If we are asked to draw some assurance that employers may take solace in an enterprise bargaining system enacted by a government comprising former trade union leaders and financially reliant on union donations, as advised by the ACTU, heaven help big business.

The failure of past Coalition governments to tackle this problem, or at least go down trying, is as reprehensible as the current attempt to hoodwink Australians into thinking that the jobs summit will necessarily lead to jobs, and that what we are going to see is reform of a positive rather than regressive nature. The law is used for many things. On this occasion the fear is that it will used to dial back to an era pre-Hawke and Keating, and that we will all be worse off for it.

The friend of productivity is flexibility. A mature and inherently fair Australian workplace has demonstrated that given adequate flexibility employers and employees can work out a deal that suits all sides, and promotes growth in jobs and increases pay packets. That is how 85% of business and industry is run in this country. The enemy of productivity is inflexibility, which is ever present if awards and enterprise agreements are inflexible. A Labor government led by Bob Hawke has done it before. But is Anthony Albanese a reformer or a pretender, and what laws will follow?
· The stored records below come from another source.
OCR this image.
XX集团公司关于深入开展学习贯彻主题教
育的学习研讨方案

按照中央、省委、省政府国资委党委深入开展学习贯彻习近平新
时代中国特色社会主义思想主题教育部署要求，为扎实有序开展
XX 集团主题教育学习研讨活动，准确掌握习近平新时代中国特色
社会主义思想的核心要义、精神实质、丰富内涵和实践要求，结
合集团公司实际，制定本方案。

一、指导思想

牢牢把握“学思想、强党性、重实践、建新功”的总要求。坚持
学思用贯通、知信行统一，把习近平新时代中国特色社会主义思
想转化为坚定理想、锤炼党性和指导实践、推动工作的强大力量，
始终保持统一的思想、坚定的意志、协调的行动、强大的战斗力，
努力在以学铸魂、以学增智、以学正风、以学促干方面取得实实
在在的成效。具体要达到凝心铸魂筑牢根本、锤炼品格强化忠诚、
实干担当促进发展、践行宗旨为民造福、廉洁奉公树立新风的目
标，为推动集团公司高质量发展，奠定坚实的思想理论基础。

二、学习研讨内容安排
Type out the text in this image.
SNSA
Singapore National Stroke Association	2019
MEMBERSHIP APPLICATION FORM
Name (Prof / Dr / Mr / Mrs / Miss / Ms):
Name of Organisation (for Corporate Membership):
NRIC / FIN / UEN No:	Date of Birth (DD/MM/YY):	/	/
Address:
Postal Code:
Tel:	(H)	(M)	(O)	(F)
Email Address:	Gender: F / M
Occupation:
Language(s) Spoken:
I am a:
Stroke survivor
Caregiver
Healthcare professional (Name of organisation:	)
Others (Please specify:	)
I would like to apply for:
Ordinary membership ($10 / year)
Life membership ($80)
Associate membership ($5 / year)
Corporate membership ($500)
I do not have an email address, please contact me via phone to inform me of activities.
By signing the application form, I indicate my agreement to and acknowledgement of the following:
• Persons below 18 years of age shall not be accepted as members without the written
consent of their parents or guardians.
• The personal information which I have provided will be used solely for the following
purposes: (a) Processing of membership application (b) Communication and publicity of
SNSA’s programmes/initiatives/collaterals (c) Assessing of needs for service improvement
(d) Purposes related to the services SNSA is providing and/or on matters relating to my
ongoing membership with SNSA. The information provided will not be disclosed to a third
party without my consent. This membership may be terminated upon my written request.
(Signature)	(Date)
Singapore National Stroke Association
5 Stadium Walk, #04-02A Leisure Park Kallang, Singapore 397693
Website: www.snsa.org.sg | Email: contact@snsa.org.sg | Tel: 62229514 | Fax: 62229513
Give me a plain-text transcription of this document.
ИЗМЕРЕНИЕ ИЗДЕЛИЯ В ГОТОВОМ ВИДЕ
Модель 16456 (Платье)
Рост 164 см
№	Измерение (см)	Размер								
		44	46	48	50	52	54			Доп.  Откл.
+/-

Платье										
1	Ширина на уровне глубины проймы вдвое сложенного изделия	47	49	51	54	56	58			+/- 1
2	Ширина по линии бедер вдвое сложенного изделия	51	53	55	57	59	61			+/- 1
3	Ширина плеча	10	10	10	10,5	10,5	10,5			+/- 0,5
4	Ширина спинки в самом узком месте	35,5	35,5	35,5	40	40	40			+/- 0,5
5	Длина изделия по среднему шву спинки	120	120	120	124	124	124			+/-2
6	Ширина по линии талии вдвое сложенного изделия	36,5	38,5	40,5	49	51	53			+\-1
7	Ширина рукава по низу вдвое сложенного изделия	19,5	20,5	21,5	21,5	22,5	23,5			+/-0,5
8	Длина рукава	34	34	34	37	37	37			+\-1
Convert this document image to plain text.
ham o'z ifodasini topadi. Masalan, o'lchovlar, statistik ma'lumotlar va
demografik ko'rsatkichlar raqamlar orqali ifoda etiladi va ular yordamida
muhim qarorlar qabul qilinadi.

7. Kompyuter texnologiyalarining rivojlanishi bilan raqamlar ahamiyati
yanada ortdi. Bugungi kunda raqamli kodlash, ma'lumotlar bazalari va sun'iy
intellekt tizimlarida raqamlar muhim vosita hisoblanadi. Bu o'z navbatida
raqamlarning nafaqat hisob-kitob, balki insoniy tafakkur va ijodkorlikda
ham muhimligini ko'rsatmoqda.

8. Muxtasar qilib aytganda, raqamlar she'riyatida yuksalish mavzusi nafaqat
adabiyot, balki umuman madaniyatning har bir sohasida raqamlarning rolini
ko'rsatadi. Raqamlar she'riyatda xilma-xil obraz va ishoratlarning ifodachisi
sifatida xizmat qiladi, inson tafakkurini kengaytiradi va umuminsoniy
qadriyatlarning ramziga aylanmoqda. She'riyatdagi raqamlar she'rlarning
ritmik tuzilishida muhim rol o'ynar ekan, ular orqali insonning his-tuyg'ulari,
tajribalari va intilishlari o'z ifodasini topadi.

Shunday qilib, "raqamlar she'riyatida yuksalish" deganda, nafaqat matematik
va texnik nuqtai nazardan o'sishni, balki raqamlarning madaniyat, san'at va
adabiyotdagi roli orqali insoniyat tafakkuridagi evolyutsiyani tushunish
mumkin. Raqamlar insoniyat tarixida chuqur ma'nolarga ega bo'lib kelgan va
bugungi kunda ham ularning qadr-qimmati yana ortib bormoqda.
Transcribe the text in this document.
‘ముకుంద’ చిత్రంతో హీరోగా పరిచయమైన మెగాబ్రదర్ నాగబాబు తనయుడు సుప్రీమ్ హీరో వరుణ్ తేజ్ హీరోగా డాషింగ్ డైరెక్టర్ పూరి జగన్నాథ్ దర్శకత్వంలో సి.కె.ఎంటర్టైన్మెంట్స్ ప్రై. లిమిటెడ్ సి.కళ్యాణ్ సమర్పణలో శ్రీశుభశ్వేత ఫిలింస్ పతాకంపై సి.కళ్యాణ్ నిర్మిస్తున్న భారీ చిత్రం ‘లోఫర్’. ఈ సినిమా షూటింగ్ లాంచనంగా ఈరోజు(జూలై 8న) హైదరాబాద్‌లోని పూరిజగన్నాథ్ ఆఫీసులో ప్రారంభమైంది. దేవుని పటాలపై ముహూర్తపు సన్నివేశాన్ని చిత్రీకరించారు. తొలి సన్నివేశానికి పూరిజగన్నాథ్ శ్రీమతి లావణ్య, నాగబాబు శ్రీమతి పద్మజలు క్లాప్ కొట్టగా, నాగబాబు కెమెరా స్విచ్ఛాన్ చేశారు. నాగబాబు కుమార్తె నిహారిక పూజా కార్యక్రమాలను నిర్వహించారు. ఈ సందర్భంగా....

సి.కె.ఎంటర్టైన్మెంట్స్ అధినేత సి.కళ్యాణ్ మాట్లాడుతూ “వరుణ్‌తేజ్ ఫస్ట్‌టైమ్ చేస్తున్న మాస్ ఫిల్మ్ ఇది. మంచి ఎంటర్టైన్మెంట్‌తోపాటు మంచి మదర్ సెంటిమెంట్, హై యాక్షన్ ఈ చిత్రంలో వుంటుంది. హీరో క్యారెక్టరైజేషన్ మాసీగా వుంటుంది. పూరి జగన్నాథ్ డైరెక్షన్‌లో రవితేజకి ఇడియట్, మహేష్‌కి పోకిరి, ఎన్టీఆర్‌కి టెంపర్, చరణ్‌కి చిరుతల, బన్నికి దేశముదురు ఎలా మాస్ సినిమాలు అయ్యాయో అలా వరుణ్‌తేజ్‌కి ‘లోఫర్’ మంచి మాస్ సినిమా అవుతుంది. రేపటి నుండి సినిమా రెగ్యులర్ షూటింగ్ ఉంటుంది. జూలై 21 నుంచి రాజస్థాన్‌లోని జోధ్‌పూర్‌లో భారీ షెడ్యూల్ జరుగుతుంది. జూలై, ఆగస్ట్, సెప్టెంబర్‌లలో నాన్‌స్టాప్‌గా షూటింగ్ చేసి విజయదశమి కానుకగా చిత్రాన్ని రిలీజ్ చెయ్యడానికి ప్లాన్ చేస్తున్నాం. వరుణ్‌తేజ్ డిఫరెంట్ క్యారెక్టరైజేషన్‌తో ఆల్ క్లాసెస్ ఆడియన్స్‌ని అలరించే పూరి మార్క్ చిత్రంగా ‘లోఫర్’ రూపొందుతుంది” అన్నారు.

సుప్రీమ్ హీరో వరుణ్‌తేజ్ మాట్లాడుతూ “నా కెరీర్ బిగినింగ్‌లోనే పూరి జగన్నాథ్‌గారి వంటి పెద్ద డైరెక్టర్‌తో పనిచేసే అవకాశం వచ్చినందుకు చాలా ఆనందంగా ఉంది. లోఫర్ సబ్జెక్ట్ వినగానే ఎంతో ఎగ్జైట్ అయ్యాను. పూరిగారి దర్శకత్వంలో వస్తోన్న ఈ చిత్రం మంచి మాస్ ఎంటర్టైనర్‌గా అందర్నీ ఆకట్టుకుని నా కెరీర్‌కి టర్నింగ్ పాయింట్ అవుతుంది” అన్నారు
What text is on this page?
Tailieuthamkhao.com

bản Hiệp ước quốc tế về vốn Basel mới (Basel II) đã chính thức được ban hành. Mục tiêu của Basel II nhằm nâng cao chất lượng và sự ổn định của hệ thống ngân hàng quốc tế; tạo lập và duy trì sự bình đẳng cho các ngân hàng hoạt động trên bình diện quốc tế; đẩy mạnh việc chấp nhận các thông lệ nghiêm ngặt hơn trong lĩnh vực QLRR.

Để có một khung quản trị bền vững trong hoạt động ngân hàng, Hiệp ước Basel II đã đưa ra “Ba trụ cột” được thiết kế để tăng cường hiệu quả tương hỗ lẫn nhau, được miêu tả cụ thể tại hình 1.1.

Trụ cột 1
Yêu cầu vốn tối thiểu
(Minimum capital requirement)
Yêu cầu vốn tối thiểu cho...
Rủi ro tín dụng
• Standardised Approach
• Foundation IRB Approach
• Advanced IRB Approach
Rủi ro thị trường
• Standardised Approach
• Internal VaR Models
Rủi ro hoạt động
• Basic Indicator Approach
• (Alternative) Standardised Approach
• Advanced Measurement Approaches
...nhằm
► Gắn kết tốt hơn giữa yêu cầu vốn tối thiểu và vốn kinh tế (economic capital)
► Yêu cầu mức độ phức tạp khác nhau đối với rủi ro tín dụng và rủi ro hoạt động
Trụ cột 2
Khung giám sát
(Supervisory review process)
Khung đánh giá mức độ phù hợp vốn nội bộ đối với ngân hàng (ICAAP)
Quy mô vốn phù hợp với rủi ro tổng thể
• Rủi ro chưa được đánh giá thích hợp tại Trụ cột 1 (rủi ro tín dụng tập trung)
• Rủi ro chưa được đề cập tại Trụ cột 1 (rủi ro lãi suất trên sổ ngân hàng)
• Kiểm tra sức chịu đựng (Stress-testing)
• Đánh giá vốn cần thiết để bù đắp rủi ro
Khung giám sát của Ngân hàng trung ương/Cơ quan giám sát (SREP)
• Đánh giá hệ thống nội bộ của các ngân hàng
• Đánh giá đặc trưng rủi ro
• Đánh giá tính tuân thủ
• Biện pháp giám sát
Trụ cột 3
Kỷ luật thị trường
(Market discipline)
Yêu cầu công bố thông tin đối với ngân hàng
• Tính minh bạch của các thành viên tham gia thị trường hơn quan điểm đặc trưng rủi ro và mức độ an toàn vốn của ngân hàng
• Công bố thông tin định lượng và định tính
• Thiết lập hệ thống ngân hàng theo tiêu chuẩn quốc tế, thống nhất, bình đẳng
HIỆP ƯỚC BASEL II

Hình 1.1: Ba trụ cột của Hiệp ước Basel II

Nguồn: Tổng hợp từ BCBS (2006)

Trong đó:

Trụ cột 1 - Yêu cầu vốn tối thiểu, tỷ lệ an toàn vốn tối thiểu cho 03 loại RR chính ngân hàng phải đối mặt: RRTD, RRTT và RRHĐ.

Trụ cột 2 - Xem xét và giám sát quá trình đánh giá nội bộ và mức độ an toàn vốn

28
Australian industry and business needs the shackles taken off. Australians are a resourceful, capable and hard working people, entrepreneurs and workers alike, and all working Australians would benefit with a simple and decent industrial relations system. The time for the talk is over for this government. What industrial relations standards will it give us? Is it captive to the trade union movement or can it act in the interests of us all? Can it create jobs or is it really just protecting its mates in the union movement? Attention is on the Jobs Summit starting today, with the hope our questions are answered, and a further hope, that of a more productive Australia.

Morry Bailes is a senior lawyer and business advisor, past president of the Law Council of Australia, a past president of the Law Society of South Australia and a former office-holder in the Liberal Party.